The Munich-based company is raising at least $400 million in a funding round led by General Catalyst, sources tell Forbes.
By David Jeans, Iain Martin and Kenrick Cai Forbes Staff
Helsing, the secretive AI company that has secured contracts with European militaries, is in talks to raise funding that would value it in the range of $4 billion, sources told Forbes, a deal that would make it one of the world’s most valuable defense tech startups.
The deal, a Series C funding round being led by General Catalyst, is expected to provide the Munich-based company with at least $400 million, according to four sources familiar with the matter. The deal comes less than a year after Helsing raised more than $200 million in a funding round also led by General Catalyst, and would bring its total funding to more than $750 million.
Helsing and General Catalyst did not respond to comment requests.
The funding round is another major bet on the fast-growing defense tech ecosystem, and marks the largest investment in a European defense tech company. With ongoing wars in the Middle East and Ukraine, and rising tensions between the U.S. and China, venture investors have been searching for payoffs in companies that boost the West’s national security interests; in the past five years, they’ve poured $100 billion into companies that contract with the defense department, according to Pitchbook.
Helsing, which was founded in 2021 by a team of engineers, tech executives and consultants, raised around $2 million from European investors to seed the company, but gained major traction in November of that year when Spotify founder Daniel Ek’s investment firm backed the company’s Series A funding round of more than $100 million. “Europe has a tremendous opportunity to lead in building dynamic AI systems in an ethical, transparent, and responsible manner,” Ek told TechCrunch at the time. “The entire Helsing team take this responsibility seriously and are driven by the same values.”
Helsing’s founders, co-CEOs Torsten Reil and Gundbert Scherf and president Niklas Köhler, have been cagey about what the company is making. But unlike major defense startups like Anduril, which focuses on hardware products and weapons, Helsing appears largely focused on building a software suite to prop up military AI capabilities.

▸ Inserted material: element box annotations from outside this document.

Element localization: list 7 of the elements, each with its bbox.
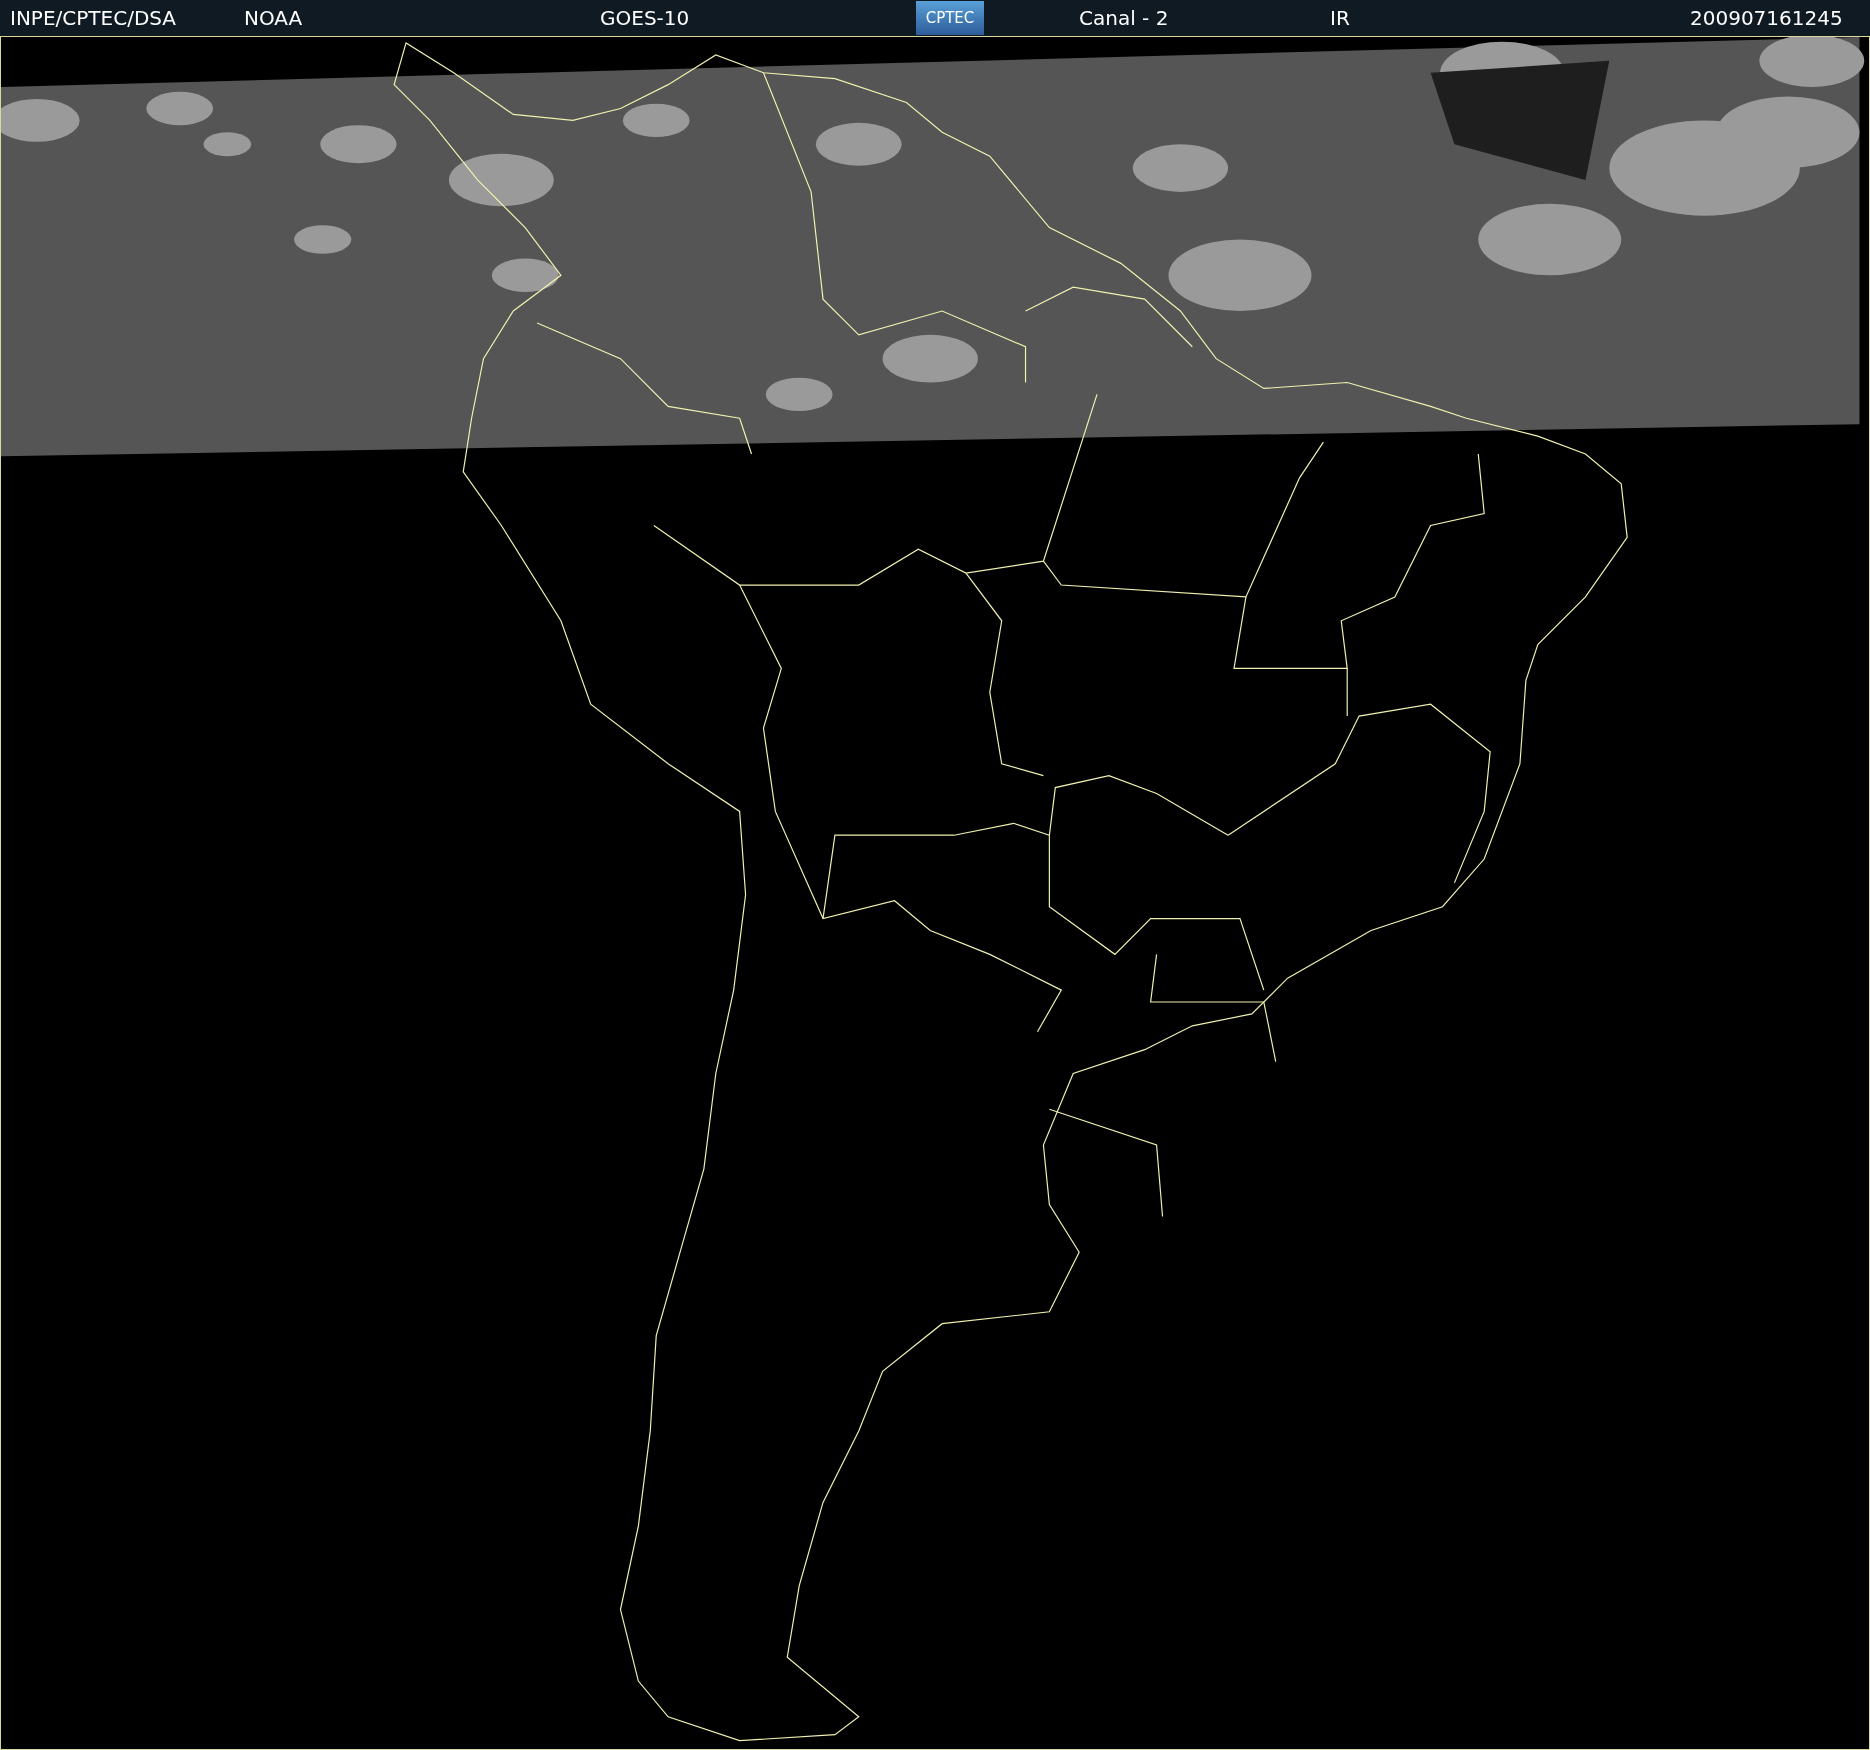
band-label: IR (1330, 5, 1351, 32)
source-label: INPE/CPTEC/DSA (10, 5, 178, 32)
timestamp-label: 200907161245 (1690, 5, 1843, 32)
satellite-label: GOES-10 (600, 5, 691, 32)
agency-label: NOAA (244, 5, 304, 32)
logo: CPTEC (916, 1, 984, 35)
channel-label: Canal - 2 (1079, 5, 1170, 32)
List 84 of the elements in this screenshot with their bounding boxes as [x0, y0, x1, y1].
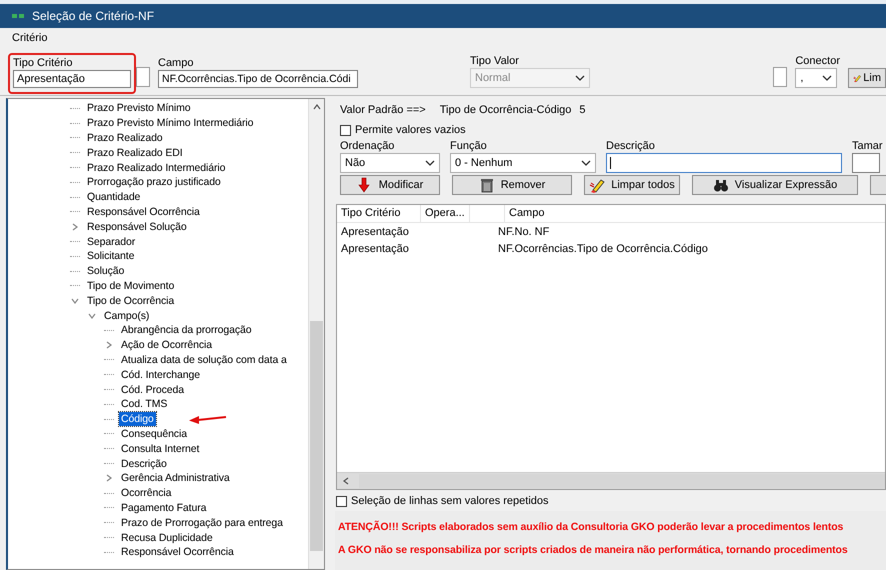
- checkbox[interactable]: [340, 124, 351, 136]
- app-icon: [12, 13, 26, 19]
- scrollbar[interactable]: [337, 472, 885, 489]
- default-value-field: Tipo de Ocorrência-Código: [440, 104, 572, 118]
- trash-icon: [478, 177, 495, 193]
- clear-button[interactable]: Lim: [848, 68, 886, 88]
- tree-item[interactable]: Consulta Internet: [119, 442, 202, 456]
- tree-item[interactable]: Gerência Administrativa: [119, 471, 232, 486]
- tree-item[interactable]: Prorrogação prazo justificado: [85, 175, 223, 190]
- tree-item[interactable]: Cód. Interchange: [119, 368, 202, 382]
- action-button[interactable]: Modificar: [340, 175, 440, 195]
- tree-item[interactable]: Responsável Solução: [85, 220, 189, 234]
- tree-item[interactable]: Solicitante: [85, 249, 136, 264]
- input-field[interactable]: NF.Ocorrências.Tipo de Ocorrência.Códi: [158, 70, 358, 88]
- tree-item[interactable]: Atualiza data de solução com data a: [119, 352, 289, 367]
- tree-item[interactable]: Prazo de Prorrogação para entrega: [119, 516, 285, 530]
- tree-item[interactable]: Prazo Realizado Intermediário: [85, 160, 228, 175]
- warning-text: A GKO não se responsabiliza por scripts criados de maneira não performática, tornando procedimentos: [338, 544, 849, 556]
- scrollbar[interactable]: [308, 99, 324, 569]
- table-cell-text: Apresentação: [340, 226, 410, 238]
- checkbox-label: Seleção de linhas sem valores repetidos: [351, 495, 549, 507]
- caret-icon: [424, 158, 436, 168]
- field-label: Tipo Valor: [470, 55, 520, 68]
- action-button[interactable]: Visualizar Expressão: [692, 175, 858, 195]
- default-value: 5: [579, 104, 586, 118]
- tree-item[interactable]: Quantidade: [85, 190, 142, 204]
- tree-item[interactable]: Cód. Proceda: [119, 382, 186, 397]
- window-title: Seleção de Critério-NF: [32, 9, 154, 23]
- caret-icon: [821, 73, 834, 83]
- field-label: Tipo Critério: [13, 57, 74, 70]
- warning-text: ATENÇÃO!!! Scripts elaborados sem auxílio da Consultoria GKO poderão levar a procedimentos lentos: [338, 521, 844, 533]
- dropdown[interactable]: ,: [795, 68, 838, 88]
- checkbox[interactable]: [136, 67, 150, 87]
- input-field[interactable]: [606, 153, 842, 173]
- scroll-left-icon: [342, 476, 350, 486]
- tree-item[interactable]: Responsável Ocorrência: [119, 545, 236, 560]
- checkbox[interactable]: [773, 67, 788, 87]
- checkbox-label: Permite valores vazios: [355, 124, 466, 136]
- field-label: Função: [450, 140, 488, 153]
- tree-item[interactable]: Campo(s): [102, 308, 152, 323]
- action-button[interactable]: Limpar todos: [584, 175, 680, 195]
- default-value-label: Valor Padrão ==>: [340, 104, 426, 118]
- column-header[interactable]: Tipo Critério: [337, 205, 421, 222]
- tree-item[interactable]: Pagamento Fatura: [119, 500, 208, 515]
- field-label: Campo: [158, 57, 194, 70]
- table-cell-text: NF.Ocorrências.Tipo de Ocorrência.Código: [497, 242, 709, 254]
- caret-icon: [580, 158, 592, 168]
- tree-item[interactable]: Responsável Ocorrência: [85, 204, 202, 219]
- column-header[interactable]: Campo: [505, 205, 886, 222]
- tree-item[interactable]: Descrição: [119, 456, 169, 471]
- tree-item[interactable]: Prazo Realizado EDI: [85, 146, 185, 160]
- tree-item[interactable]: Cod. TMS: [119, 397, 170, 412]
- action-button[interactable]: Remover: [452, 175, 572, 195]
- tree-item[interactable]: Prazo Previsto Mínimo: [85, 101, 193, 116]
- dropdown[interactable]: 0 - Nenhum: [450, 153, 596, 173]
- table-cell-text: NF.No. NF: [497, 226, 550, 238]
- scroll-up-icon: [312, 103, 322, 111]
- table-cell-text: Apresentação: [340, 242, 410, 254]
- field-label: Descrição: [606, 140, 656, 153]
- tree-item[interactable]: Tipo de Ocorrência: [85, 294, 176, 308]
- tree-item[interactable]: Código: [119, 412, 156, 426]
- tree-item[interactable]: Tipo de Movimento: [85, 278, 176, 293]
- field-label: Tamar: [852, 140, 880, 153]
- tree-item[interactable]: Solução: [85, 264, 126, 278]
- field-label: Ordenação: [340, 140, 396, 153]
- field-label: Conector: [795, 55, 840, 68]
- tree-item[interactable]: Separador: [85, 234, 138, 249]
- eraser-icon: [589, 177, 606, 193]
- scroll-thumb[interactable]: [359, 474, 885, 488]
- binoculars-icon: [712, 177, 729, 193]
- tree-item[interactable]: Ocorrência: [119, 486, 174, 500]
- tree-item[interactable]: Consequência: [119, 426, 189, 441]
- checkbox[interactable]: [336, 496, 347, 506]
- tree-item[interactable]: Prazo Realizado: [85, 130, 165, 145]
- menu-item[interactable]: Critério: [12, 32, 48, 44]
- input-field[interactable]: Apresentação: [13, 70, 131, 88]
- tree-item[interactable]: Recusa Duplicidade: [119, 530, 215, 544]
- tree-item[interactable]: Ação de Ocorrência: [119, 338, 214, 352]
- scroll-thumb[interactable]: [310, 321, 323, 551]
- tree-item[interactable]: Abrangência da prorrogação: [119, 323, 254, 338]
- input-field[interactable]: [852, 153, 880, 173]
- caret-icon: [574, 73, 586, 83]
- tree-item[interactable]: Prazo Previsto Mínimo Intermediário: [85, 116, 256, 130]
- dropdown[interactable]: Não: [340, 153, 440, 173]
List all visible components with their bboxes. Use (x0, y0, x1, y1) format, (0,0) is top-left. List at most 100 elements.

Last year the company secured a contract alongside Saab to provide the German military with AI-powered tools to assist the Eurofighter jet fighter pilots. Months later, Helsing was selected as a vendor to provide AI capabilities for the Future Combat Air System, a multinational agreement between France, Germany and Spain to develop new air defenses. And in February, Helsing signed a non-binding agreement with the Ukrainian government to provide AI capabilities for drones and UAVs.
Its biggest backer, General Catalyst, has emerged as a major defense tech investor, writing early checks for defense unicorns Anduril and Applied Intuition, and the secretive AI company Vannevar Labs. Under a “Global Resilience” fund led by veteran investor Paul Kwan,the firm has joined other major firms like Sequoia and Andreessen Horowitz in boosting companies trying to sell to the military. “We believe that defense spending on software will grow from single digit percentages to double digits over the next decade,” Kwan wrote in a General Catalyst blog post he co-authored announcing Helsing’s last funding round, adding that software-enabled defense tech companies will be “a game changer for governments.”